I just had a look at @PabloImpallari
's stem weight calculator, and noticed something odd (I think).
So far, I've got a regular and an extrabold, but the only fields available are 'thin' and 'black', so I just use those instead.
Thin 92, Black 162, steps: 4 -> 92, 113, 137, 162 (Impallari Formula)
If I then pretend that I have a light weight at 42, and increase the steps to 7, this happens
Thin: 42, Black 162, steps 7 -> 42, 54, 71, 92, 116, 140, 162
So, in the second configuration, focussing on the last four values, the steps are different than in the first configuration (even though the regular is still at 92). Logically, I don't think this should be the case. The same problem would occur with the De Groot method. I may be wrong, though, so feel free to correct me.
If I am right, however, a better formula for calculating stem weights would be useful. I have used the following distribution for Proza and Proza Display, but only came up with the formula just now. Maybe the whole thing is nothing new, I don't know.
Assume that a light weight is 40, and a black weight is 200 (difference
is thus 160), and there are 4 steps
(in Pablo's calculator, this would be considered 5 steps. I say there are 5 values, thus 4 steps from value to value).
A linear approach looks like this:
1=40 2=80 3=120 4=160 5=200
+40 +40 +40 +40
My approach looks something like this:
1=40 2=80 3=125 4=175 5=230
+40 +45 +50 +55
Then, to make sure we stay within the 40 to 200 bounds, I multiply each of the figures in the line directly above this, by (160/190=0.84), (that's the original difference divided by the 'new' difference) which gives:
+34 +38 +42 +46
Thus, the instances become:
1=40 2=74 3=112 4=154 5=200
So far for the basic explanation. Now, to get to these instances right away, I created a formula. In the formula '#' means the number that is before the = sign. X is a value that can be freely chosen (in the example above it was 5). Y is the value of the previous (lighter) instance. Here goes:
2=Y+(difference/steps+X*(#-2)) * (difference/((steps-1)*steps)/2*X+difference)
40 + ( 40 +5 * 0 ) * ( 160 / 190 )) = 74
3=Y+(difference/steps+X*(#-2)) * (difference/((steps-1)*steps)/2*X+difference)

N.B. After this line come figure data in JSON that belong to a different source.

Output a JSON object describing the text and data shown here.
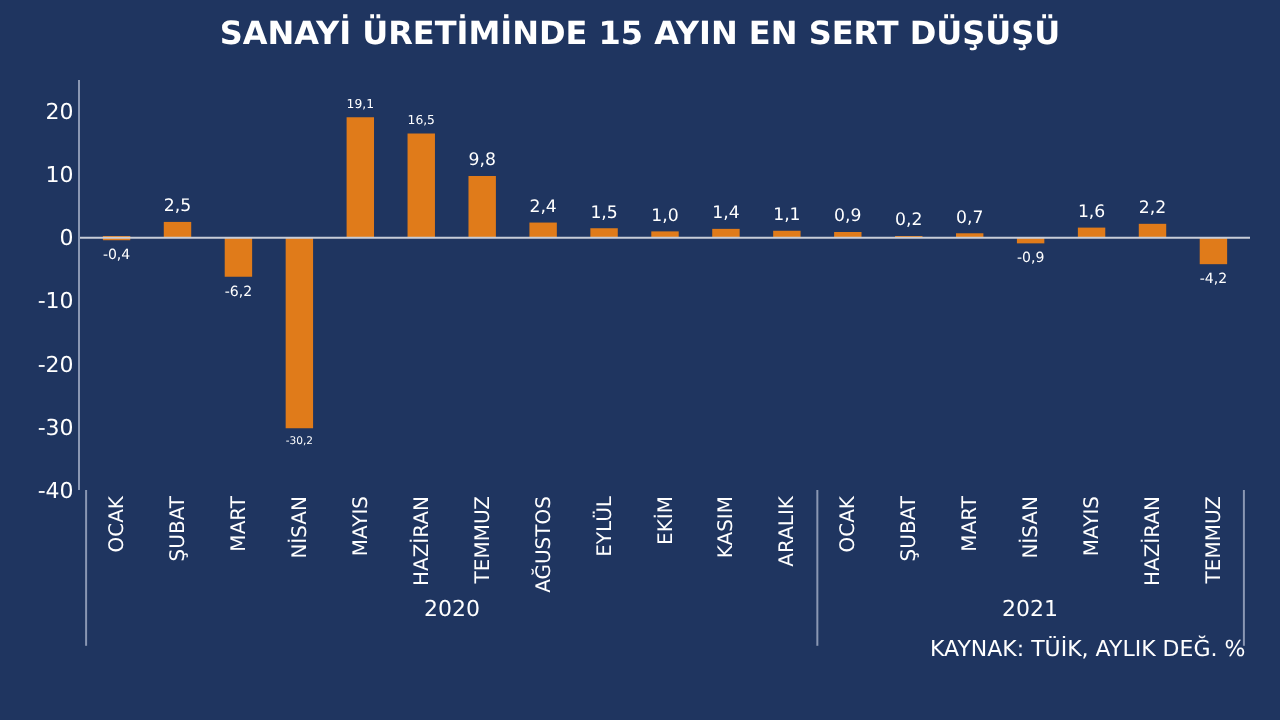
{
  "chart_data": {
    "type": "bar",
    "title": "SANAYİ ÜRETİMİNDE 15 AYIN EN SERT DÜŞÜŞÜ",
    "categories": [
      "OCAK",
      "ŞUBAT",
      "MART",
      "NİSAN",
      "MAYIS",
      "HAZİRAN",
      "TEMMUZ",
      "AĞUSTOS",
      "EYLÜL",
      "EKİM",
      "KASIM",
      "ARALIK",
      "OCAK",
      "ŞUBAT",
      "MART",
      "NİSAN",
      "MAYIS",
      "HAZİRAN",
      "TEMMUZ"
    ],
    "values": [
      -0.4,
      2.5,
      -6.2,
      -30.2,
      19.1,
      16.5,
      9.8,
      2.4,
      1.5,
      1.0,
      1.4,
      1.1,
      0.9,
      0.2,
      0.7,
      -0.9,
      1.6,
      2.2,
      -4.2
    ],
    "value_labels": [
      "-0,4",
      "2,5",
      "-6,2",
      "-30,2",
      "19,1",
      "16,5",
      "9,8",
      "2,4",
      "1,5",
      "1,0",
      "1,4",
      "1,1",
      "0,9",
      "0,2",
      "0,7",
      "-0,9",
      "1,6",
      "2,2",
      "-4,2"
    ],
    "color": "#e07b1a",
    "ylim": [
      -40,
      25
    ],
    "yticks": [
      -40,
      -30,
      -20,
      -10,
      0,
      10,
      20
    ],
    "grid": false,
    "legend": false,
    "ref_lines": [
      {
        "axis": "y",
        "value": 0,
        "color": "#c8cdd8"
      }
    ],
    "annotations": [
      "2020",
      "2021",
      "KAYNAK: TÜİK, AYLIK DEĞ. %"
    ]
  }
}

74 + ( 40 +5 * 1 ) * ( 160 / 190 )) = 112
Now, if wanted to add an even lighter weight, it would be set at 10, and X would still be 5, and all the other instances would remain the same. Even if I wanted to add a number of darker or lighter weights than I already have, the 'original' instances would remain the same. To illustrate:
2=10 + (190/5+0)*(190/240)=40
3=40 + 190/5+5)*(190/240)=74
I think this distribution has two advantages:
- It provides a flexible X, which determines how much you want to deviate from the linear distribution. The X can be varied for each typefamily.
- Adding lighter or darker weights does not change the distribution of the existing weights.
- A tool to do this automatically would be helpful, at least for me.
I hope my calculations and assumptions are all correct. If not, please explain in simple language. I'm somewhat brainfried. Sorry for the long post, but I did my best to explain it clearly.